Example (cuspidal cubic). Let $V = \{x^2 – y^3 = 0\} \subset \mathbf{C}^2$, and let $f = (x/y)\rvert_V$. $f$ is a rational function on $V$, regular away from $0$. You can of course demand $f(0,0) = 0$ to make $f$ continuous at $(0,0)$, but this does not make $f$ regular. For, suppose $x/y = a(x,y)/b(x,y)$ for some polynomials $a,b$ such that $b(0,0) \ne 0$. Then, $xb(x,y) – ya(x,y) = 0$ on $V$, so $x^2 – y^3$ divides it. But there is a nonzero constant term in $b(x,y)$ which contributes a nonzero coefficient for $x$ in $xb(x,y) – ya(x,y)$, so it can’t be zero. Note, though, that $(x/y)^2 = y$ is regular on $V$, which shows $V$ is not normal.

The question then becomes: can we modify the curve $V$ so that the Riemann extension theorem does hold? The answer is that yes, the normalization in fact does this for us: it gives another variety $\tilde{V}$ such that the rational functions on $V$ and $\tilde{V}$ agree, but an extension property like the one above holds. This extension property is the content of

Hartog’s Theorem. Let $V$ be a normal variety and let $W \subset V$ be a subvariety such that $\dim W \le \dim V – 2$. Let $f$ be a regular function on $V – W$. Then $f$ extends to a regular function on $V$.

But returning to our example: the map $\mathbf{C} \to V$ sending $z \mapsto (z^3,z^2)$ is in fact a normalization. The function $x/y$ then pulls back to $z$ on $\mathbf{C}$, which is obviously regular!

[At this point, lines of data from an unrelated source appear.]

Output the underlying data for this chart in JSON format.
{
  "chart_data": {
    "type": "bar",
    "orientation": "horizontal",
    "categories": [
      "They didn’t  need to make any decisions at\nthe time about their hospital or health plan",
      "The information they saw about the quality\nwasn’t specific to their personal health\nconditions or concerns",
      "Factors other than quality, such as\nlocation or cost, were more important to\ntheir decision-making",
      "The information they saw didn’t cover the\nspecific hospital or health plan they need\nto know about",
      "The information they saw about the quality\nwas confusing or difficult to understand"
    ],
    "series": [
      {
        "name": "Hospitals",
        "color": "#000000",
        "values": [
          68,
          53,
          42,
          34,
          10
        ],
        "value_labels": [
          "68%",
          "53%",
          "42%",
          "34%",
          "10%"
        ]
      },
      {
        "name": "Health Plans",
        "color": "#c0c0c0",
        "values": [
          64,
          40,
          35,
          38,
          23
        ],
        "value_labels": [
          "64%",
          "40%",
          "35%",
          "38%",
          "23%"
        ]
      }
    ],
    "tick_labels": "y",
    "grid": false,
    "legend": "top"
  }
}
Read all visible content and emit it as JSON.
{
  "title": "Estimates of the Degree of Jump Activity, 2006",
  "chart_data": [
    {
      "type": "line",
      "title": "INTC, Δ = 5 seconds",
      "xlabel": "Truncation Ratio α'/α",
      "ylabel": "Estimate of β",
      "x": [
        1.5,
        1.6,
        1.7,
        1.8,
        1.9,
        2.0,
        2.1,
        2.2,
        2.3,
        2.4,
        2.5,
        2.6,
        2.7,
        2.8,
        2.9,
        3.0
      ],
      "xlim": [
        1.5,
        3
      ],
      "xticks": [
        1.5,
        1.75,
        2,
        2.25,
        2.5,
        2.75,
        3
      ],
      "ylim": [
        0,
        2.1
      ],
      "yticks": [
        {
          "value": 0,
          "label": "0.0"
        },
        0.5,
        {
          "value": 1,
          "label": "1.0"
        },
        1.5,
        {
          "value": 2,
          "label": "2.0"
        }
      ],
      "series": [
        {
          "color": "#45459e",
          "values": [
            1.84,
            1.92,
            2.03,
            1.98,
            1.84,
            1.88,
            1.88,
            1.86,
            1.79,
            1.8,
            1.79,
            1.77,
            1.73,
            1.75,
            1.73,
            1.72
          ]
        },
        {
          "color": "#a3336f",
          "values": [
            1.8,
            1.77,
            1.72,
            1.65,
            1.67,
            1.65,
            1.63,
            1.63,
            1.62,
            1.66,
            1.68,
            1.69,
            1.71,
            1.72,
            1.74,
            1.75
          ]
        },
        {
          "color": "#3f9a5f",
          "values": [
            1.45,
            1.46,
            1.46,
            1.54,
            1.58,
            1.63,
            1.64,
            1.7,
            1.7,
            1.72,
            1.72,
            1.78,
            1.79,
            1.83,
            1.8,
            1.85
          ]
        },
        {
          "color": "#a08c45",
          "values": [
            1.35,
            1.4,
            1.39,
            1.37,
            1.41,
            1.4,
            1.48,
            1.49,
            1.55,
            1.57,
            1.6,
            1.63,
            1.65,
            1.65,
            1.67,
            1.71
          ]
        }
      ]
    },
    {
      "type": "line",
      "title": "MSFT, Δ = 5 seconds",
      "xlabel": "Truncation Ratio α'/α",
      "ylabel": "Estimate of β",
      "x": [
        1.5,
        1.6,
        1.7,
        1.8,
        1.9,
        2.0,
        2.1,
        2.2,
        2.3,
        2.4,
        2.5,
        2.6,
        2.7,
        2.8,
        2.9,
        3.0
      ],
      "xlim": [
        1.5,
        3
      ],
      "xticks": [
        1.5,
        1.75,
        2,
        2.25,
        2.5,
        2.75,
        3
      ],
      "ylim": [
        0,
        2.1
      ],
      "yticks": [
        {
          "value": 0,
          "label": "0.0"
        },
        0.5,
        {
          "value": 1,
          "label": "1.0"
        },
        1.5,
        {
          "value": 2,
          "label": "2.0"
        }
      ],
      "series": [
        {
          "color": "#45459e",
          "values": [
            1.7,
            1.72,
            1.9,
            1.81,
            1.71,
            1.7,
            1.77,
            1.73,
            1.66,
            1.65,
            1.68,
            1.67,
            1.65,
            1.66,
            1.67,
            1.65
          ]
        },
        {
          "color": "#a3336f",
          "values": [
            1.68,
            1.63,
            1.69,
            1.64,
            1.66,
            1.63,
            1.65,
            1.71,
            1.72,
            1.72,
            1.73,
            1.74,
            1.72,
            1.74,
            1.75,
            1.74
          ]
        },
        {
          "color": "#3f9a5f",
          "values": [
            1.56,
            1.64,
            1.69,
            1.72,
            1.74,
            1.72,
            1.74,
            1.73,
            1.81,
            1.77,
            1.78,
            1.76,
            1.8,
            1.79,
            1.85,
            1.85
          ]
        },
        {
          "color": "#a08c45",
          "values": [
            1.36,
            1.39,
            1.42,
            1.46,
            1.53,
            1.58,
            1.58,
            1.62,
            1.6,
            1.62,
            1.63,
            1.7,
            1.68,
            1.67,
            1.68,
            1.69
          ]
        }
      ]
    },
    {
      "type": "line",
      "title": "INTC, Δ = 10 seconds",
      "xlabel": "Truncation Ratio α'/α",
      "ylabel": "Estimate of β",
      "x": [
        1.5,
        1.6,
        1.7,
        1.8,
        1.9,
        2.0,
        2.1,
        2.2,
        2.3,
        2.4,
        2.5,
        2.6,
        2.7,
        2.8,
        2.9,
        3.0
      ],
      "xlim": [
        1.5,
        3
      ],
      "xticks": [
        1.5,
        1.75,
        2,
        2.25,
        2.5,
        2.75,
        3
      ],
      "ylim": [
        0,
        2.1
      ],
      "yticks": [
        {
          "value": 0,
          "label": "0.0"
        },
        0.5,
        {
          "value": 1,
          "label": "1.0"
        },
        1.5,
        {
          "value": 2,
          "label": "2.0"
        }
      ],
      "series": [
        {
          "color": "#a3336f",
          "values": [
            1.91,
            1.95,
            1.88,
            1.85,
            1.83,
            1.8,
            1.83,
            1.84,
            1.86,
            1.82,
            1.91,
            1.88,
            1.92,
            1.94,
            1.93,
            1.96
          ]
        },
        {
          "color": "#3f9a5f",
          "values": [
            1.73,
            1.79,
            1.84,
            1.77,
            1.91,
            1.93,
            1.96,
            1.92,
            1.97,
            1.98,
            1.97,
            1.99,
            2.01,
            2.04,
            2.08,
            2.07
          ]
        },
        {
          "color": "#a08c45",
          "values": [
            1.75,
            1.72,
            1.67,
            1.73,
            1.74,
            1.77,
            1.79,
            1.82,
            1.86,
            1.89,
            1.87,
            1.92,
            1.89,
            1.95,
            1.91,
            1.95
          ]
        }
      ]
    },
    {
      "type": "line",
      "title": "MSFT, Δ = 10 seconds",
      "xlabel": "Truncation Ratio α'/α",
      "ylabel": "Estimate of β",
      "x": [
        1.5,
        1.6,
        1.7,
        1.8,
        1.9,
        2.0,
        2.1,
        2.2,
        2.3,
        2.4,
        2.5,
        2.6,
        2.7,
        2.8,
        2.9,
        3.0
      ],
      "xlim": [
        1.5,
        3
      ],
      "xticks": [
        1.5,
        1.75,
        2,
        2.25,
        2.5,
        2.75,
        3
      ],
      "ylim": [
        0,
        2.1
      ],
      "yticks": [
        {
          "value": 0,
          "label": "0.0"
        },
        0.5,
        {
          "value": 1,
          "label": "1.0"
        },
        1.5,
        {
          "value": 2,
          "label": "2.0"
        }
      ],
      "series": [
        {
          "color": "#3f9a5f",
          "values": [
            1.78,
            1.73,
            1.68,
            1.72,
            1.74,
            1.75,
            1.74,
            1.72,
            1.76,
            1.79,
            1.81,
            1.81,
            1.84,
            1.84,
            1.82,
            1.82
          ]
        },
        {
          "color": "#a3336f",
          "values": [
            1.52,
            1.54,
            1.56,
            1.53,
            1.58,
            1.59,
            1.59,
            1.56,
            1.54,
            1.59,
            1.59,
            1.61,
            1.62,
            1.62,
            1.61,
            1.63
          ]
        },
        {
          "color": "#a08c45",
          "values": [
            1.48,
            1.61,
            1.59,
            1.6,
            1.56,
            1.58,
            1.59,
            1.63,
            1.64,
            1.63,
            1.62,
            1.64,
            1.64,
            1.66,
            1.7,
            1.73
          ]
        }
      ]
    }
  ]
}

Remark. It is possible to define normality as saying every rational function that is bounded in a neighborhood $U$ of a point $p$ is in fact regular on $U$, in direct analogy to the Riemann extension theorem. But the equivalence of these definitions is hard: see Kollár, Lectures on resolution of singularities, §1.4, especially Rem. 1.28.

## Separating Branches

What follows is from Mumford’s The red book of varieties and schemes, III.9.

Normality can be understood as a way to separate the “branches” of an algebraic variety at a singular point. Consider the following

Example (nodal cubic). Let $V = \{x^2(x+1) – y^2\} \subset \mathbf{C}^2$. It is not normal at $(0,0)$ since it’s singular there. Consider a small analytic neighborhood
$U = \{(x,y) \mid \lvert x \rvert < \epsilon,\ \lvert y \rvert < \epsilon\}$.
Points in $U \cap V$ satisfy $\lvert x – y \rvert \lvert x + y \rvert = \lvert x \rvert^3 < \epsilon \lvert x \rvert^2$ hence $\lvert x – y \rvert < \sqrt{\epsilon} \lvert x \rvert$ or $\lvert x + y \rvert < \sqrt{\epsilon} \lvert x \rvert$, but both can’t occur simultaneously for small enough $\epsilon$. Thus, near the origin $V$ splits into two “branches” containing points satisfying $\lvert x – y \rvert \ll \lvert x \rvert$ and $\lvert x + y \rvert \ll \lvert x \rvert$. Each piece is connected, but there is no algebraic way to separate each branch.

The normalization $\pi\colon \tilde{V} \to V$ ends up fixing this, in the following way: for each point $p \in V$, the inverse image $\pi^{-1}(p)$ is in 1-1 correspondence with the set of branches at $p$. In our particular example, it is given by $\mathbf{C} \to V$ where $z \mapsto (z^2-1,z(z^2-1))$; the two branches correspond to $z=\pm1$.

So perhaps a variety $V$ is normal if and only if at every point $p \in V$, there is only one branch. The forward direction is essentially the content of Zariski’s main theorem; see pp. 288–289 in Mumford. But the converse is false: the cuspidal cubic only has one branch but is not normal.